La filiera del sangue è lunga ma tracciabile. Ogni sacca ha un codice e il suo iter è ricostruibile passo per passo, dalla sede della donazione al centro di raccolta e lavorazione, fino al reparto ospedaliero. Che percorso fa il sangue prelevato dal braccio del donatore? Innanzitutto una piccola quantità viene analizzata per verificare che sia sicuro, di qualità, e per individuare il gruppo sanguigno. Poi il sangue passa al settore frazionamento in cui ogni componente viene separato dagli altri (globuli bianchi, rossi, piastrine, plasma). Per farlo vengono utilizzate procedure meccaniche: le sacche vengono centrifugate e i vari elementi, una volta separati, vengono trasferiti nelle sacche satelliti collegate. Dopo la scomposizione, il plasma viene subito congelato e potrà restare nel «freezer» fino a due anni se mantenuto costantemente a meno 25 gradi. I globuli rossi invece andranno utilizzati nell'arco di 42 giorni e le piastrine entro cinque giorni. I centri trasfusionali provvedono allo stoccaggio delle unità prelevate, alla conservazione e alla logistica. In base alle richieste, il sangue va ai reparti ospedalieri. Il plasma invece in parte viene utilizzato per le trasfusioni e in parte viene destinato alle aziende farmaceutiche (che non lo acquistano come all'estero ma lo ricevono in base a bandi pubblici): qui viene trasformato in farmaci plasmaderivati salvavita.

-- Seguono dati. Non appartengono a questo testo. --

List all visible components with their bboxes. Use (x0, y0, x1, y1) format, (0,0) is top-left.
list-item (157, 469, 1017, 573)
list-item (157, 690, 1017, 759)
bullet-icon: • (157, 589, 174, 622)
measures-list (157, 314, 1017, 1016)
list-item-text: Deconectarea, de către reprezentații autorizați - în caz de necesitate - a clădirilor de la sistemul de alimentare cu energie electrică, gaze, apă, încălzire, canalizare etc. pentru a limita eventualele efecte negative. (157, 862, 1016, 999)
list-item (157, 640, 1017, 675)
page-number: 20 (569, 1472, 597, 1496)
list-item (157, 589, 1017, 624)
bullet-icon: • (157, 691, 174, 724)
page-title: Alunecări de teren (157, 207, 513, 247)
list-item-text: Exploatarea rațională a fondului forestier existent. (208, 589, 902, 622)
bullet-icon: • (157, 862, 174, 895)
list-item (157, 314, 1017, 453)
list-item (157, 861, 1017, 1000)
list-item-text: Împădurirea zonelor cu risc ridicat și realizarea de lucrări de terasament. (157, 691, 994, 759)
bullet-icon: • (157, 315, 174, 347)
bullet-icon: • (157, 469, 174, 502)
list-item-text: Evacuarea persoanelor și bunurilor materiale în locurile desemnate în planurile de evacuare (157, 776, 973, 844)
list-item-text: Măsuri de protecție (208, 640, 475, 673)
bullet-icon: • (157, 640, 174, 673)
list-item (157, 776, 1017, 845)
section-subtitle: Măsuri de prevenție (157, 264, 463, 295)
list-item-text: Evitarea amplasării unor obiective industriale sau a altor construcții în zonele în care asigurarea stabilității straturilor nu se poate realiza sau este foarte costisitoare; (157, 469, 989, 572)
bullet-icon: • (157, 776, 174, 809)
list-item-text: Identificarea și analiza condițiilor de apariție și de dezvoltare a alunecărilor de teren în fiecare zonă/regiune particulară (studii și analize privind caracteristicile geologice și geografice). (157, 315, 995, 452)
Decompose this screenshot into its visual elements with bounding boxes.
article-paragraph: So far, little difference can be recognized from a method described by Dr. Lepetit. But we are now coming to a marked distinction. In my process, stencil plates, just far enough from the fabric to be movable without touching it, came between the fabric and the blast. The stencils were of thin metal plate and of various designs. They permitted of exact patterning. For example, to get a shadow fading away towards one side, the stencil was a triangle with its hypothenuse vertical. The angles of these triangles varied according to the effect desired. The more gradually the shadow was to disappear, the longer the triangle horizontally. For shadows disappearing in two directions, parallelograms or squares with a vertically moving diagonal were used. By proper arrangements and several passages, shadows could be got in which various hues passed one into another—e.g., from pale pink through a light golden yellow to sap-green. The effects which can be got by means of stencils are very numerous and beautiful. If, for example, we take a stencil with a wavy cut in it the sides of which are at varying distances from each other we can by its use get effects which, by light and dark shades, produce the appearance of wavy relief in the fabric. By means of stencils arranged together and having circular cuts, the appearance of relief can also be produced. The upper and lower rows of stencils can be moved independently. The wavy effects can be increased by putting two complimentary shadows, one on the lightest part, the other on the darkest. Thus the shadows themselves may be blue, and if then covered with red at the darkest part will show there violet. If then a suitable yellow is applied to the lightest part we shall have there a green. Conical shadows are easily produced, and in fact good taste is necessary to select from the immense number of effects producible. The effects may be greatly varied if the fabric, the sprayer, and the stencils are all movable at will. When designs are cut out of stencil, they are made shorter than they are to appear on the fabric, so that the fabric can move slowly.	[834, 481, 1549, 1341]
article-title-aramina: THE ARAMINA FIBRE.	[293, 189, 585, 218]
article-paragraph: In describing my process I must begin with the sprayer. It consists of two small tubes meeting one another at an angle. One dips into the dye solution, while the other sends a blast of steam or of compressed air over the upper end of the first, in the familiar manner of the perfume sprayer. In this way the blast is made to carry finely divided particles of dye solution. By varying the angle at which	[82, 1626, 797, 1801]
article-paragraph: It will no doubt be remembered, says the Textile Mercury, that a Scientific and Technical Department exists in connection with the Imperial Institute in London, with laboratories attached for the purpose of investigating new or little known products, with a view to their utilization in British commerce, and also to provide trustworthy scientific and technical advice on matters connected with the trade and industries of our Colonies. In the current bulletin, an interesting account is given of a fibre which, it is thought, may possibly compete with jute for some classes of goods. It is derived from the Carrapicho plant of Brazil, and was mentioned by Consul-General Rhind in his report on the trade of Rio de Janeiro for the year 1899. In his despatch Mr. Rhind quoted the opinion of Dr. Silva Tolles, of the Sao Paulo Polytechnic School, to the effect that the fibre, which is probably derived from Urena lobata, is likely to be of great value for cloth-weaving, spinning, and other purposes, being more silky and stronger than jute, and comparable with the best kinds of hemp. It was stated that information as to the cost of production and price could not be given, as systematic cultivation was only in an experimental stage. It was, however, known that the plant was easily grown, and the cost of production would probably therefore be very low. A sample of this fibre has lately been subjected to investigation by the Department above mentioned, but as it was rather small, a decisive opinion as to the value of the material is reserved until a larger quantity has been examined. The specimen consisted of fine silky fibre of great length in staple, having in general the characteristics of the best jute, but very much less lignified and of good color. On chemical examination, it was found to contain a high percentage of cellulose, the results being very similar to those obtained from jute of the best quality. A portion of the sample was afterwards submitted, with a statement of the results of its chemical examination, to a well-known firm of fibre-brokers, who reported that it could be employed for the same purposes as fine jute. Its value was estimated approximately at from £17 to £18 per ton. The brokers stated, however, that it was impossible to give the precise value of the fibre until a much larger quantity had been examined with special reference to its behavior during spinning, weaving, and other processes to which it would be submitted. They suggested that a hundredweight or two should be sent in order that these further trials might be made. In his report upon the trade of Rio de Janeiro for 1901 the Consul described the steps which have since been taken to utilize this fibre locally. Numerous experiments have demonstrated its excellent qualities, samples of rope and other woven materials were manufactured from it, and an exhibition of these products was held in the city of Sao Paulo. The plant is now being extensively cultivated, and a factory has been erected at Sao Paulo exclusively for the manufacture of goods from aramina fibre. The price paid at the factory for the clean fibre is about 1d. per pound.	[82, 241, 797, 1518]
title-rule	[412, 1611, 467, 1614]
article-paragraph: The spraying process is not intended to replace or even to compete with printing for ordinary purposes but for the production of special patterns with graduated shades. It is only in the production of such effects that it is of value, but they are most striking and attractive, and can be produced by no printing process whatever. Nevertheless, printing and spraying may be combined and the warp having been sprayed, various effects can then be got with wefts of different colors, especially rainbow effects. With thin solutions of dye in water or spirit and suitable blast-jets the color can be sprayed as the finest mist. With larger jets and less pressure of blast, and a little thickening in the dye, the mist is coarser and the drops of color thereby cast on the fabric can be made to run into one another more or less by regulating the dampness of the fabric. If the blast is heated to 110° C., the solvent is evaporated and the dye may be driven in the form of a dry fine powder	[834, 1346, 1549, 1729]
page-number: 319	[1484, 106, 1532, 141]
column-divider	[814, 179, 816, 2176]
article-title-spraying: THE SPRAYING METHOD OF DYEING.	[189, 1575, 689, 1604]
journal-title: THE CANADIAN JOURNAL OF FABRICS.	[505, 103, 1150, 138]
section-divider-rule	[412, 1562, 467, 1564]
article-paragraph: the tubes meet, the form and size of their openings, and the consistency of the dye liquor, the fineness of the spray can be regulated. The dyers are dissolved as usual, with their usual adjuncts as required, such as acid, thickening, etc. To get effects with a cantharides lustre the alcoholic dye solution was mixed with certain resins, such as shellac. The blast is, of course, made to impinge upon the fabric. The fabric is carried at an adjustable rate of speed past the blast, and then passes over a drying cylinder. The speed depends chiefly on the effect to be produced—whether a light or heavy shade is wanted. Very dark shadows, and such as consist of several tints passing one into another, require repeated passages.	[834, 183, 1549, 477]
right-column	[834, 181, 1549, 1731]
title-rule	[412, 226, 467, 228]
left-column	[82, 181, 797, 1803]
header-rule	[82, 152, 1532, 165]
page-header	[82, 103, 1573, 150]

E se viene raccolto più sangue del dovuto? «Il sangue non avanza mai - spiega Giancarlo Maria Liumbruno, presidente del Centro nazionale sangue - perché c'è una programmazione delle donazioni e riusciamo a pianificare la raccolta calibrando domanda e offerta». L'Italia, con i suoi 3 milioni di unità raccolte all'anno (13,5 milioni di litri), ha raggiunto l'autosufficienza sul fabbisogno di sangue nel 2000 e si basa su un mutuo aiuto tra regioni: chi raccoglie di più «vende» alle regioni che raccolgono meno o che hanno il più alto numero di richieste, come ad esempio la Sardegna dove è alta la concentrazione di malati di talassemia. «La titolarità del sangue - spiega Liumbruno -, così come del plasma, rimane pubblica in tutte le fasi di lavorazione. L'Italia esporta e cede i medicinali plasmaderivati in eccesso nell'ambito di specifici programmi, solo con un recupero dei costi di produzione. Dal 2012 sono stati esportati più di 25mila flaconi di medicinali plasmaderivati».

LE NUOVE REGOLE

La mappa delle sedi di lavorazione del sangue è destinata a cambiare. A breve. Così come quella delle sedi dove il sangue viene testato per accertare l'assenza di virus trasmissibili con la trasfusione. Le direttive europee ci impongono di mettere ordine e spariranno anche i centri locali in cui viene lavorato poco sangue. Le sedi che trattano meno di 40mila unità di sangue intero all'anno e quelle che fanno i test su meno di 70-100mila dovranno confluire in centri più grandi.

«Per noi è fondamentale migliorare il sistema, aumentando efficienza ed efficacia - commenta il presidente di Avis, Vincenzo Saturni - ma dobbiamo bilanciare questa esigenza con quelle dei donatori e potrebbe essere importante mantenere attive alcune sedi più piccole. In alcune zone non va bene spostarsi troppo lontano dal donatore, altrimenti rischieremmo di demotivarlo e di perderlo. Non possiamo chiedergli di percorrere decine di chilometri, magari in strade di montagna, per una donazione. Dove ci sono già pochi centri, penso alla Basilicata, al Molise e alla Valle d'Aosta, certe realtà regionali potrebbero comunque restare aperte». «Il sistema verrà centralizzato - aggiunge Liumbruno - e verosimilmente le sedi potrebbero calare da 280 a una settantina. Questa nuova organizzazione consentirà anche di aumentare l'efficienza e risparmiare sui costi. Altri Paesi come l'Olanda hanno un solo polo di produzione.

La raccolta del sangue deve rimanere invece diffusa sul territorio e deve essere agevolato l'accesso dei donatori».